No Easter family gatherings unless you live together, Sask. government says

The Saskatchewan government is asking people not to gather with family this Easter weekend to prevent the spread of COVID-19.

Province suggests hosting virtual holiday gatherings instead

The provincial government says Easter meals and gatherings should be limited to people living under the same roof. (Micki Cowan/CBC)

The Saskatchewan government is asking people not to gather with family this holiday weekend to prevent the spread of COVID-19.

It is encouraging people to "host a virtual gathering" instead of meeting in-person for Easter celebrations.

In addition to the upcoming Easter weekend, the Passover holiday begins this week. 

The government included the directive around family gatherings in its COVID-19 case update Tuesday afternoon.

Here is what the province is asking:

  • Restrict in-person holiday gatherings to only people living in the same home.
  • Beat the pre-holiday rush and purchase your Easter dinner groceries ahead of time.
  • Remember that only one person from a household should go shopping.  Make a list so you can quickly purchase your goods.
  • Always practise preventative measures — frequent hand-washing and physical distancing.

The most recent provincial public health order restricts gatherings to no more than 10 people in the same room. Chief medical health officer Dr. Saqib Shahab has said people should not visit family and friends in person.

"Some of the largest outbreaks in Canada occurred in the home setting, where people have gathered together and shared a meal," Shahab said at a news conference on March 27.

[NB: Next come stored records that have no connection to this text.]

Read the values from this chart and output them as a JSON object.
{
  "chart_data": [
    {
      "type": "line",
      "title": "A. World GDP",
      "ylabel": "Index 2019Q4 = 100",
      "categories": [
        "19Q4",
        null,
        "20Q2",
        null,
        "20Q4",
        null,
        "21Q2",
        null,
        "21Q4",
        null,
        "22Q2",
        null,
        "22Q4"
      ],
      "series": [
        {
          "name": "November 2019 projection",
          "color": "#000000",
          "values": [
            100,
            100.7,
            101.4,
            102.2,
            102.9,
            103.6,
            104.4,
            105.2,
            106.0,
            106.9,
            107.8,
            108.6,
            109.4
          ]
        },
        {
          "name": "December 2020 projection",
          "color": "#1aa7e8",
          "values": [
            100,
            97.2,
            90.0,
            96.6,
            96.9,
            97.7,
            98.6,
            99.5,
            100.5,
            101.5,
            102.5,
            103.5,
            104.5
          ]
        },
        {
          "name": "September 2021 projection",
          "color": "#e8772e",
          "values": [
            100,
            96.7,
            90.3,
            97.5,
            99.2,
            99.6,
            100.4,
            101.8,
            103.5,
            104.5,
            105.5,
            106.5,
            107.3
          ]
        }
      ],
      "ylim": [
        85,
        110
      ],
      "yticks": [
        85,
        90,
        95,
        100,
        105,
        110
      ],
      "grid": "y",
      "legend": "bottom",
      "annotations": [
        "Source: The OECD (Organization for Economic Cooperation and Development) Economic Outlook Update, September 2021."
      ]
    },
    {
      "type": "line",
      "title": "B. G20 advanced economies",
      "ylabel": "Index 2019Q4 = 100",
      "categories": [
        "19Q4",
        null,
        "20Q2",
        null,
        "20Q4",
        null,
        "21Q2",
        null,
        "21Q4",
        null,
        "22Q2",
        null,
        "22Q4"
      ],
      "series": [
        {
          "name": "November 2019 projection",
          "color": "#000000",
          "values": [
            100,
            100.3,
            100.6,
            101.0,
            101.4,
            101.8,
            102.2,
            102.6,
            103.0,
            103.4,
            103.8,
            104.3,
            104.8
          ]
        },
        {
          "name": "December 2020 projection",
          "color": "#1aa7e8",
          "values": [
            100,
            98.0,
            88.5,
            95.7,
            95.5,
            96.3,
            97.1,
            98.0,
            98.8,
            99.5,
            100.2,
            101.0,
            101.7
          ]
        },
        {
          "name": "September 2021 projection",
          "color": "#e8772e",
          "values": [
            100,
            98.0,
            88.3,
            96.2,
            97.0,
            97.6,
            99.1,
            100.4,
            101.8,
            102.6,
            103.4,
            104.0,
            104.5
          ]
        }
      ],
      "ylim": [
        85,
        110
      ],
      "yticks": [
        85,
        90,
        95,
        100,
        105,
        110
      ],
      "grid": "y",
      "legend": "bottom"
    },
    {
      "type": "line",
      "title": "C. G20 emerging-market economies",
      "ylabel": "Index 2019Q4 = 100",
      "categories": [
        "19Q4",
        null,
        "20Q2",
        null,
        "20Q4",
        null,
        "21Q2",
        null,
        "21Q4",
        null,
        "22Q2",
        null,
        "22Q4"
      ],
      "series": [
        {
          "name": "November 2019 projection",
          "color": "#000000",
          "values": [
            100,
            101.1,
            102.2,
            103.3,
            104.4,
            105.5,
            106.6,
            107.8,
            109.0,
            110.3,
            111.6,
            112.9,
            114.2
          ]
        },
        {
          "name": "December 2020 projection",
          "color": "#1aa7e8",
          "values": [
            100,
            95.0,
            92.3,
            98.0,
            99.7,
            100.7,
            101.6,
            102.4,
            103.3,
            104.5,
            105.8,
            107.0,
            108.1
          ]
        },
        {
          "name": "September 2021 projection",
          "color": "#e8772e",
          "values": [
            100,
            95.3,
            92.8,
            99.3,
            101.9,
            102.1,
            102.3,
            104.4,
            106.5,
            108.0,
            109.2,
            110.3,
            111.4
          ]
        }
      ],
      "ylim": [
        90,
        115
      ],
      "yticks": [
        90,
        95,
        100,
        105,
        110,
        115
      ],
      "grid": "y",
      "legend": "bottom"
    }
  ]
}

On Monday, Premier Scott Moe urged people to continue practising physical distancing and good hand hygiene.

"What we are doing is working. Together we are reducing the spread. We are flattening the curve," Moe said.

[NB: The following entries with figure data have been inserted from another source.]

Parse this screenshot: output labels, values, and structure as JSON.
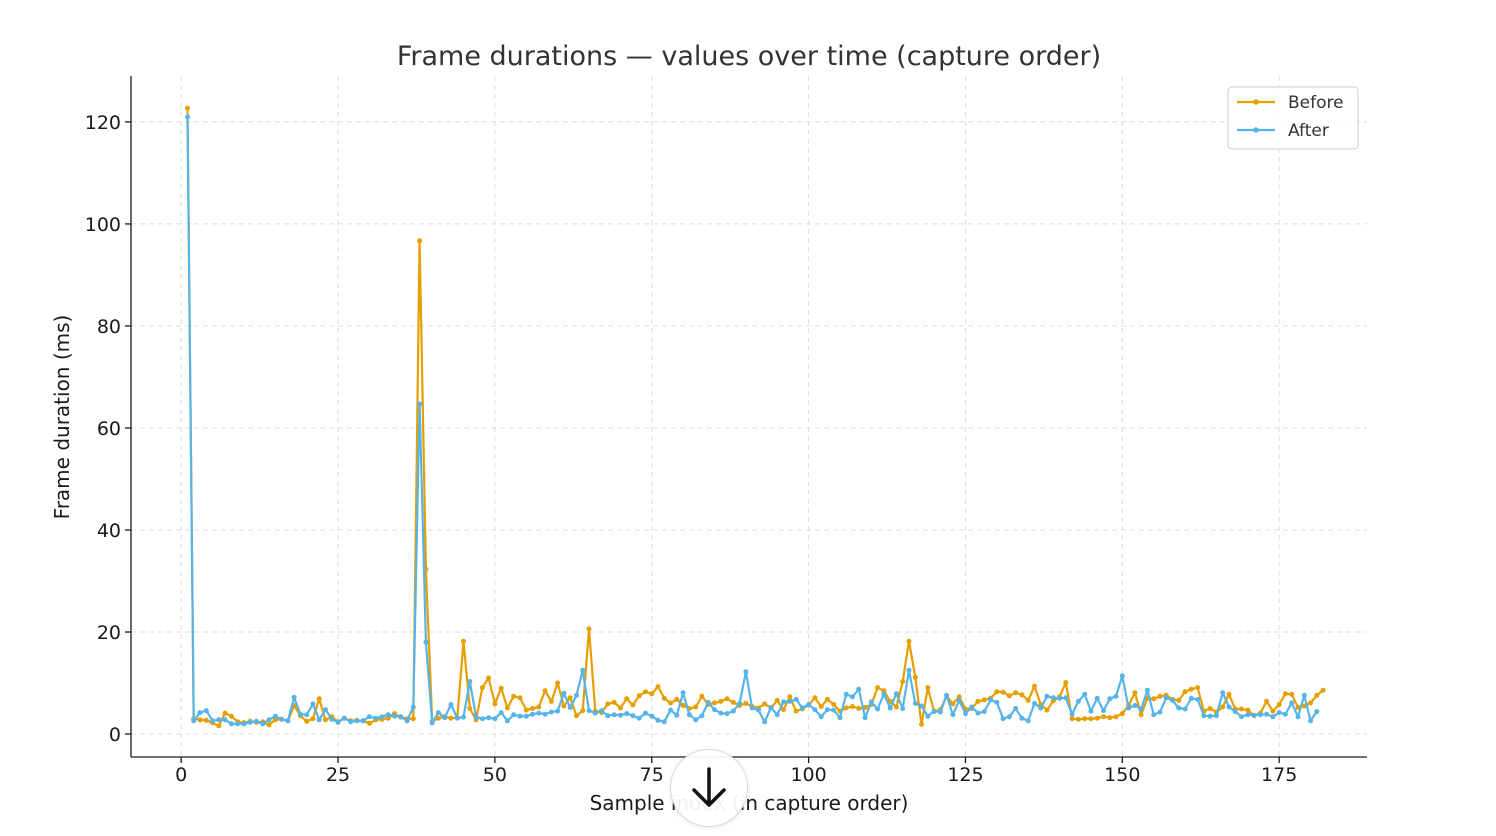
{
  "chart_data": {
    "type": "line",
    "title": "Frame durations — values over time (capture order)",
    "xlabel": "Sample index (in capture order)",
    "ylabel": "Frame duration (ms)",
    "xlim": [
      -8,
      189
    ],
    "ylim": [
      -4.5,
      129
    ],
    "xticks": [
      0,
      25,
      50,
      75,
      100,
      125,
      150,
      175
    ],
    "yticks": [
      0,
      20,
      40,
      60,
      80,
      100,
      120
    ],
    "grid": true,
    "legend_position": "top-right",
    "x_start": 1,
    "series": [
      {
        "name": "Before",
        "color": "#E69F00",
        "values": [
          122.7,
          3.0,
          2.8,
          2.7,
          2.2,
          1.6,
          4.1,
          3.5,
          2.4,
          2.2,
          2.5,
          2.3,
          2.4,
          1.8,
          2.8,
          2.9,
          2.6,
          5.6,
          3.6,
          2.5,
          3.0,
          6.9,
          2.8,
          3.4,
          2.4,
          3.1,
          2.6,
          2.7,
          2.6,
          2.1,
          2.8,
          2.9,
          3.1,
          4.0,
          3.3,
          3.0,
          3.0,
          96.7,
          32.3,
          2.5,
          3.1,
          3.4,
          3.1,
          3.2,
          18.2,
          5.0,
          2.8,
          9.1,
          11.0,
          5.9,
          9.0,
          5.1,
          7.4,
          7.1,
          4.7,
          5.0,
          5.3,
          8.5,
          6.4,
          10.0,
          5.5,
          7.1,
          3.6,
          4.6,
          20.6,
          4.5,
          4.2,
          5.9,
          6.2,
          5.1,
          6.9,
          5.7,
          7.5,
          8.3,
          7.9,
          9.3,
          7.0,
          6.1,
          6.8,
          5.6,
          5.0,
          5.3,
          7.4,
          5.8,
          6.1,
          6.4,
          6.9,
          6.2,
          5.6,
          6.0,
          5.4,
          5.1,
          5.9,
          5.1,
          6.6,
          4.8,
          7.3,
          4.5,
          4.9,
          5.7,
          7.1,
          5.4,
          6.8,
          5.8,
          4.5,
          5.1,
          5.4,
          5.0,
          5.2,
          5.8,
          9.1,
          8.5,
          6.4,
          5.3,
          10.3,
          18.2,
          11.1,
          1.9,
          9.1,
          4.4,
          4.8,
          7.5,
          5.9,
          7.3,
          4.9,
          5.0,
          6.4,
          6.7,
          7.0,
          8.3,
          8.2,
          7.5,
          8.1,
          7.7,
          6.6,
          9.4,
          5.8,
          4.7,
          6.5,
          7.3,
          10.1,
          3.0,
          2.9,
          3.0,
          3.0,
          3.1,
          3.4,
          3.2,
          3.4,
          4.0,
          5.6,
          8.1,
          3.8,
          7.0,
          6.9,
          7.4,
          7.6,
          6.8,
          6.6,
          8.3,
          8.8,
          9.1,
          4.5,
          5.0,
          4.3,
          5.3,
          7.8,
          4.9,
          4.9,
          4.7,
          3.6,
          4.1,
          6.4,
          4.5,
          5.8,
          7.9,
          7.8,
          5.2,
          5.5,
          6.1,
          7.6,
          8.6
        ]
      },
      {
        "name": "After",
        "color": "#56B4E9",
        "values": [
          121.0,
          2.6,
          4.2,
          4.6,
          2.6,
          2.8,
          2.8,
          2.0,
          2.0,
          2.0,
          2.3,
          2.5,
          2.0,
          2.8,
          3.5,
          2.9,
          2.6,
          7.2,
          3.9,
          3.8,
          5.9,
          2.8,
          4.8,
          2.9,
          2.3,
          3.1,
          2.4,
          2.6,
          2.6,
          3.4,
          3.1,
          3.4,
          3.8,
          3.5,
          3.4,
          2.6,
          5.3,
          64.7,
          18.0,
          2.2,
          4.2,
          3.2,
          5.8,
          3.1,
          3.3,
          10.3,
          3.3,
          3.0,
          3.2,
          3.0,
          4.2,
          2.6,
          3.8,
          3.5,
          3.5,
          3.9,
          4.1,
          3.9,
          4.3,
          4.5,
          8.0,
          5.2,
          7.6,
          12.5,
          4.6,
          4.1,
          4.6,
          3.6,
          3.8,
          3.7,
          4.0,
          3.6,
          3.1,
          4.1,
          3.5,
          2.7,
          2.4,
          4.7,
          3.7,
          8.1,
          3.8,
          2.8,
          3.6,
          6.2,
          4.8,
          4.1,
          4.0,
          4.5,
          6.0,
          12.2,
          5.1,
          4.7,
          2.4,
          5.2,
          3.8,
          6.3,
          6.4,
          6.8,
          5.1,
          5.8,
          4.8,
          3.4,
          4.8,
          4.7,
          3.2,
          7.8,
          7.3,
          8.8,
          3.2,
          6.3,
          4.9,
          7.8,
          5.1,
          7.9,
          5.0,
          12.5,
          6.0,
          5.5,
          3.5,
          4.5,
          4.3,
          7.6,
          3.8,
          6.6,
          4.0,
          5.3,
          4.1,
          4.4,
          6.7,
          6.2,
          3.0,
          3.4,
          5.0,
          3.1,
          2.6,
          6.0,
          5.1,
          7.4,
          7.1,
          7.0,
          7.1,
          3.9,
          6.4,
          7.8,
          4.5,
          7.0,
          4.6,
          6.9,
          7.4,
          11.4,
          5.1,
          5.6,
          4.9,
          8.6,
          3.8,
          4.3,
          7.1,
          6.6,
          5.1,
          4.9,
          7.0,
          6.8,
          3.6,
          3.5,
          3.6,
          8.1,
          5.3,
          4.4,
          3.4,
          3.8,
          3.7,
          3.8,
          3.9,
          3.4,
          4.2,
          3.9,
          6.1,
          3.4,
          7.6,
          2.6,
          4.4
        ]
      }
    ]
  }
}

"So once again, I say to all of the people in Saskatchewan, thank you for your efforts. You are making a difference and you are saving lives. But we need to continue. We need to keep going."

NDP Leader Ryan Meili said people should resist the urge to get together, as hard as that may be.

"The COVID-19 virus is out there. Many people [who] have it don't know that they have it," Meili said

"It can be passed on without symptoms. So even if everyone in your family says they're just fine, it's not the time to come together and celebrate Easter."

Meili encouraged people to meet via video or over the phone.